Saturday, November 19, 2011
Is it egotism when a writer attempts to get media coverage of his work through whatever means is possible? I'll admit I have tried everything that isn't illegal. If you are a first time novelist and trying to become established as a writer, it is about the only way. Unless you have the moola to pay a publicist to do it for you. Having written what I believe is a better than average book, but not having the bucks to spend in paying someone else to promote it, I have had no other options. My only reason for writing is to MAKE MONEY! Isn't that the reason most of us write? There are some altruists who believe they should write only for the art of it, but they are probably unknown, and in a very small minority. I am not looking to be a famous author, only a successful one. I definitely want fortune ($$). If I have to be a self salesman to get people to buy my work, so be it! I do not apologize for what I have had to do to get some recognition. I blow my own horn, and march to my own beat. That is who I am. That is what I do. If anybody doesn't like my methods, they can suck it up and move on. It is not egotism, it is business, and writing is a business just like any other. You're in it to make money, or you are wasting your time.

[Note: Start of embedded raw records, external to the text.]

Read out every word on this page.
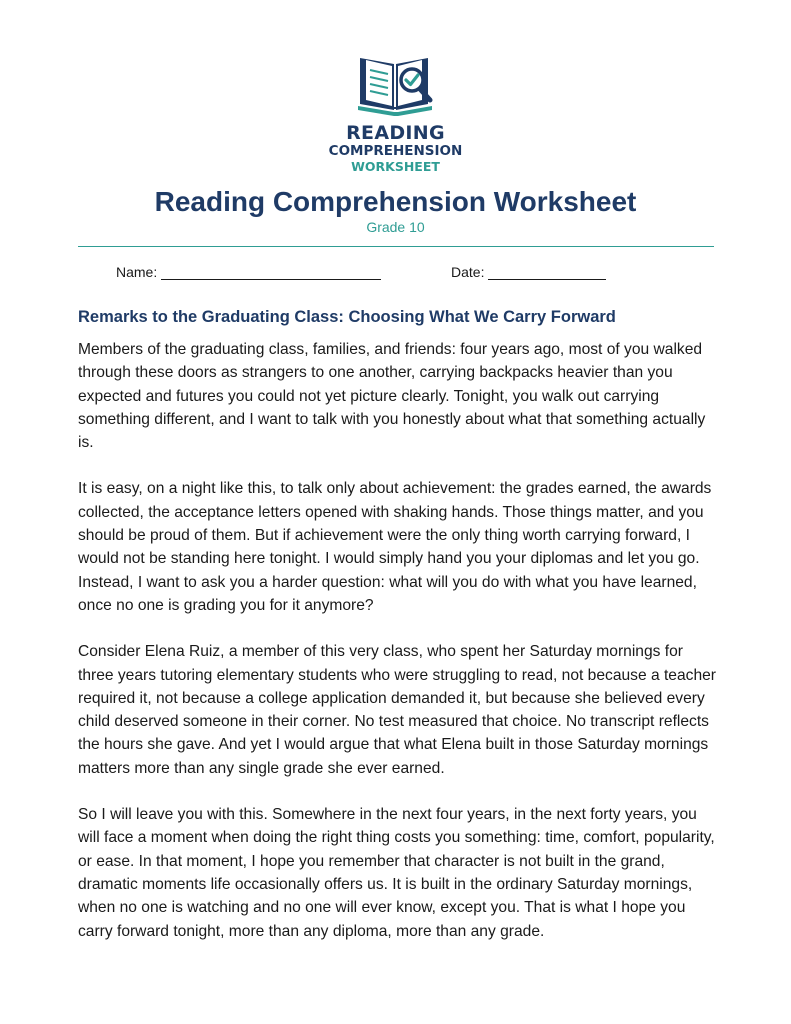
READING
COMPREHENSION
WORKSHEET
Reading Comprehension Worksheet
Grade 10
Name:	Date:
Remarks to the Graduating Class: Choosing What We Carry Forward

Members of the graduating class, families, and friends: four years ago, most of you walked through these doors as strangers to one another, carrying backpacks heavier than you expected and futures you could not yet picture clearly. Tonight, you walk out carrying something different, and I want to talk with you honestly about what that something actually is.

It is easy, on a night like this, to talk only about achievement: the grades earned, the awards collected, the acceptance letters opened with shaking hands. Those things matter, and you should be proud of them. But if achievement were the only thing worth carrying forward, I would not be standing here tonight. I would simply hand you your diplomas and let you go. Instead, I want to ask you a harder question: what will you do with what you have learned, once no one is grading you for it anymore?

Consider Elena Ruiz, a member of this very class, who spent her Saturday mornings for three years tutoring elementary students who were struggling to read, not because a teacher required it, not because a college application demanded it, but because she believed every child deserved someone in their corner. No test measured that choice. No transcript reflects the hours she gave. And yet I would argue that what Elena built in those Saturday mornings matters more than any single grade she ever earned.

So I will leave you with this. Somewhere in the next four years, in the next forty years, you will face a moment when doing the right thing costs you something: time, comfort, popularity, or ease. In that moment, I hope you remember that character is not built in the grand, dramatic moments life occasionally offers us. It is built in the ordinary Saturday mornings, when no one is watching and no one will ever know, except you. That is what I hope you carry forward tonight, more than any diploma, more than any grade.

Saturday, November 5, 2011
Probably my biggest regret is letting people who have been friends to me slip out of my life. Sadly, there have been too many of them, but the one I miss the most is Mike Blachowicz. From about the age of nine until he entered college and moved away, Mike, Al Ousborne, and I were like the Three Musketeers, almost joined at the hip. We did all kinds of things together, and mostly all were fun. We did occasionally help a bit at Al's grandparents Chesapeake Bay shorefront home, and, normally, followed that up with speedboat rides, swimming and water skiing. Mike and Al both went to college, but I didn't. I got married and worked at Sears in their Parts and Service Department. Gradually, we lost contact and went our separate ways. Al did a stint in the Navy as a dentist, his chosen career, and Mike became an engineer and worked for DuPont living in Delaware. When Albert moved back to Baltimore after the Navy, he once again became my dentist (he had worked on me while in dental school). Neither of us had any kind of contact with Mike until about two years ago when during a dental visit, Al and I discussed how much we would like to get together after all these years. When I called Mike to set up a meeting, he was not interested. I was desolate. Maybe it was because of the way I put it when I talked to him about it, but I never made a second attempt. All I know, now, is there is a hole in my heart where Mike used to live.